Justiça
Só Kássio e Mendonça fazem ‘ponderações’ sobre decisão de Dino a respeito de emendas
Em julgamento no plenário virtual, o STF referendou por unanimidade a liminar do relator


Os ministros do Supremo Tribunal Federal Kassio Nunes Marques e André Mendonça foram os únicos a apresentar votos individuais no julgamento em que a Corte confirmou a decisão do ministro Flávio Dino de liberar o pagamento das emendas parlamentares, condicionado ao cumprimento de regras sobre transparência, rastreabilidade e controle público do dinheiro.
O julgamento ocorreu no plenário virtual entre a segunda-feira 2 e esta terça 3. Nesta modalidade, os ministros apenas depositam seus votos no sistema eletrônico, sem uma reunião presencial. Todos os magistrados acompanharam o relator, inclusive Mendonça e Kássio, mas os dois indicados por Jair Bolsonaro (PL) publicaram os chamados “votos vogais”.
Mendonça frisou a “elevadíssima relevância” do princípio de transparência e o “caráter imprescindível” da rastreabilidade. Também enfatizou a possibilidade de uma nova análise do tema quando o STF julgar o mérito de ações correlatas, “segundo parâmetros que consideram a boa governança e a necessidade de continuidade das políticas públicas”.
Kássio Nunes, por sua vez, afirmou que apresentaria “ponderações”. Ele defendeu um “balanço entre transparência e discricionariedade nas escolhas dos governos federal, estaduais e municipais”.
“Nossos representantes eleitos, tanto no Executivo quanto no Legislativo, são os responsáveis primeiros pela definição e concretização das políticas públicas, cujas balizas já se encontram definidas na Carta Federal, razão por que devem, dentro de sua margem de discricionariedade, isto é, dentro de seus critérios de conveniência e oportunidade, dar cumprimento aos princípios e garantias de nossa Lei Fundamental.”
Ele disse já ter reconhecido “a maior autonomia do Congresso na alocação das verbas por meio de emendas” e elogiou uma recente lei sancionada pelo presidente Lula (PT) para tratar desses recursos.
Segundo Kássio, a Lei Complementar 210, de 25 de novembro, “trouxe novas balizas que buscam trazer ainda maior grau de transparência, rastreabilidade e eficiência, tudo em harmonia com os objetivos previstos na Constituição Federal acerca da alocação das verbas públicas por meio de emendas”.
Na decisão de segunda-feira, agora referendada pelo plenário, Dino definiu uma série de critérios para liberar o pagamento das emendas — suspenso desde agosto —, como a indicação do autor e do beneficiário final dos recursos no Portal da Transparência, além da separação entre o relator do Orçamento e o autor das emendas.
Nas emendas Pix, Dino exigiu que, a partir de 2025, a liberação somente ocorra com a apresentação de um plano de trabalho prévio e em contas especificas.

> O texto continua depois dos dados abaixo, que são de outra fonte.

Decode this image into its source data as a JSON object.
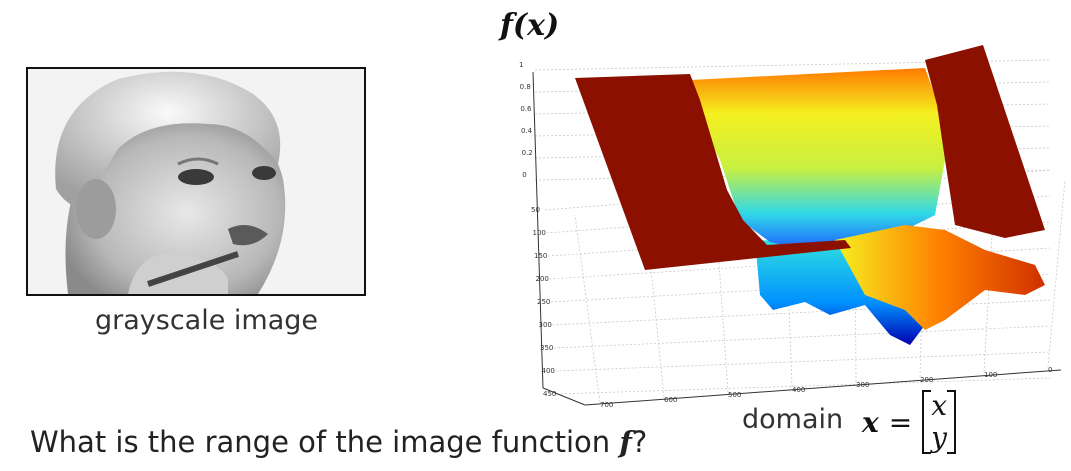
{
  "left_panel": {
    "image_caption": "grayscale image"
  },
  "plot": {
    "title": "f(x)",
    "z_ticks": [
      "1",
      "0.8",
      "0.6",
      "0.4",
      "0.2",
      "0"
    ],
    "y_ticks": [
      "50",
      "100",
      "150",
      "200",
      "250",
      "300",
      "350",
      "400",
      "450"
    ],
    "x_ticks": [
      "700",
      "600",
      "500",
      "400",
      "300",
      "200",
      "100",
      "0"
    ],
    "colormap": [
      "#0000b0",
      "#00a0ff",
      "#30e0e0",
      "#f0f020",
      "#ff8000",
      "#8b1000"
    ]
  },
  "domain": {
    "label": "domain",
    "var": "x",
    "equals": "=",
    "components": [
      "x",
      "y"
    ]
  },
  "question": {
    "prefix": "What is the range of the image function ",
    "symbol": "f",
    "suffix": "?"
  }
}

No caso das emendas de exercícios anteriores, haverá um prazo de 60 dias para resolver o plano de trabalho.
Para os outros tipos de emenda, há critérios específicos:
- Emenda de Bancada: é fundamental, segundo Dino, que não haja “individualização da emenda”. Nesse caso, será marcada uma auditoria para outubro de 2025, a fim de acompanhar o processo de execução;
- Emenda de Relator (RP 9) e Emenda de Comissão (RP 8): o primeiro caso é o tipo de emenda apresentada pelo próprio parlamentar, enquanto no segundo caso cabe às comissões técnicas do Congresso. Dino determinou que ambas estão “liberadas com a devida identificação dos parlamentares”. Segundo o ministro, “cabe ao Executivo aferir a transparência e liberar caso a caso”;
- Emenda para ONGs: nesse caso, ela “só pode ser liberada com a devida publicação em site”. Assim, segundo a decisão, “caso não haja, não pode haver liberação nem das antigas e nem das futuras”;
- Emenda para a Saúde: elas “precisam de indicações técnicas do gestor federal, com necessidade de aprovação nas comissões bipartite e tripartite do SUS”. Se não houver aprovação prévia, a emenda não será liberada.
O relator anotou, a partir de relatórios da Controladoria-Geral da União, ter havido um descumprimento dos requisitos de transparência e rastreabilidade na execução das emendas de todas as modalidades. Entre 2019 e 2024, o montante pago chegou a 186,3 bilhões de reais, com origem e destino desconhecidos.